JEERS to the first try. On today's date in 1993, a bomb went off inside a parking garage under the World Trade Center in New York. Six people died and over a thousand were injured. It was a real test for newly-minted President Bill Clinton who, as I recall, caught the evildoers and threw 'em in jail. And we all lived happily ever after. Right? (I've been kinda busy the last 21 years...)
CHEERS to Billy restraint. So this exchange happened yesterday after I tweeted my afternoon baking experience. I did not solicit or expect the response, but it is so full of win, I must share:
@BillinPortland It's always nice to have an extra big one! :)— Pillsbury (@Pillsbury) February 25, 2014
I'll let your mind take it from there. I have no doubt it's up to the task.
Five years ago in C&J: February 26, 2009
JEERS to night of the living brain-dead GOP. What IS their problem???

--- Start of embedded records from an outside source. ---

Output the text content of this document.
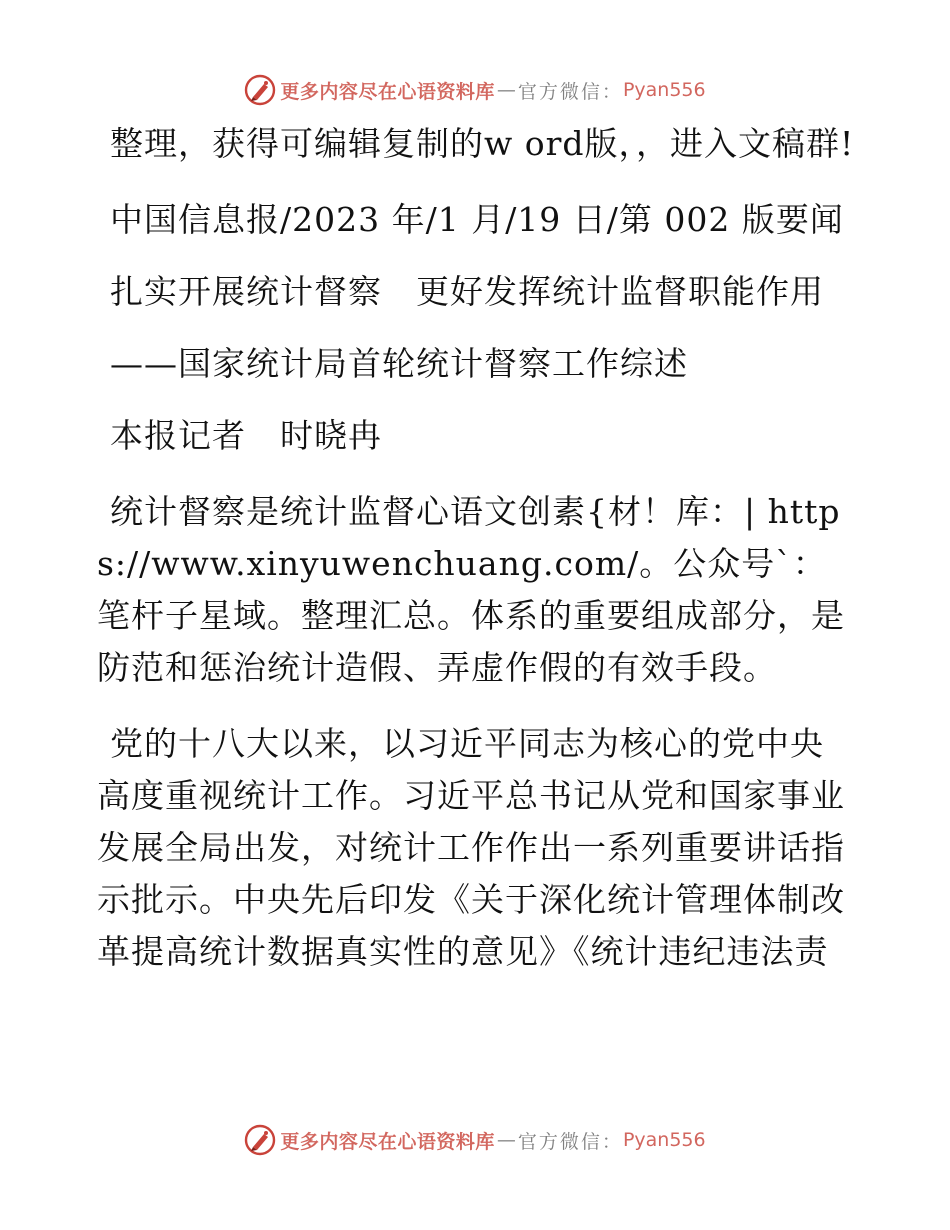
更多内容尽在心语资料库 — 官方微信： Pyan556

整理，获得可编辑复制的w ord版，，进入文稿群!

中国信息报/2023 年/1 月/19 日/第 002 版要闻

扎实开展统计督察　更好发挥统计监督职能作用

——国家统计局首轮统计督察工作综述

本报记者　时晓冉

统计督察是统计监督心语文创素{材！库：| https://www.xinyuwenchuang.com/。公众号`：笔杆子星域。整理汇总。体系的重要组成部分，是防范和惩治统计造假、弄虚作假的有效手段。

党的十八大以来，以习近平同志为核心的党中央高度重视统计工作。习近平总书记从党和国家事业发展全局出发，对统计工作作出一系列重要讲话指示批示。中央先后印发《关于深化统计管理体制改革提高统计数据真实性的意见》《统计违纪违法责

更多内容尽在心语资料库 — 官方微信： Pyan556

• Kentucky Senator Jim Bunning proudly predicts Supreme Court Justice Ruth Bader Ginsburg will be dead in nine months.No, sir. But I think we have a good way of finding out who is crazy. It's called a mirror. Look into it.
• Alabama Senator Richard Shelby suggests that President Obama might not be an American citizen.
• Missouri Representative Roy Blunt insists that President Obama is trying to create a depression...so he can save us from it.
• GOP chairman Michael Steele goes from saying that "I think that’s an important opportunity for us, absolutely" to consider civil unions for gays...to saying "No, no no. What would we do that for? What are you, crazy?"
And just one more…
CHEERS to nighttime Joe. Seth Meyers started hosting his new Late Night gig this week, and Vice President Biden showed up to…well, to be Vice President Biden. Among other things (like Amy Pohler briefly sitting on his lap---imagine how many fingers she'da lost trying that with Cheney), we finally learned why Joe was pointing his finger so enthusiastically at a specific senator during his boss's State of the Union address:
Just like reality, humor has a liberal bias.
Have a nice Wednesday. Floor's open...What are you cheering and jeering about today?
Today's Shameless C&J Testimonial:-
The share of Americans who said Bill in Portland Maine would improve in the next six months declined to a four-month low.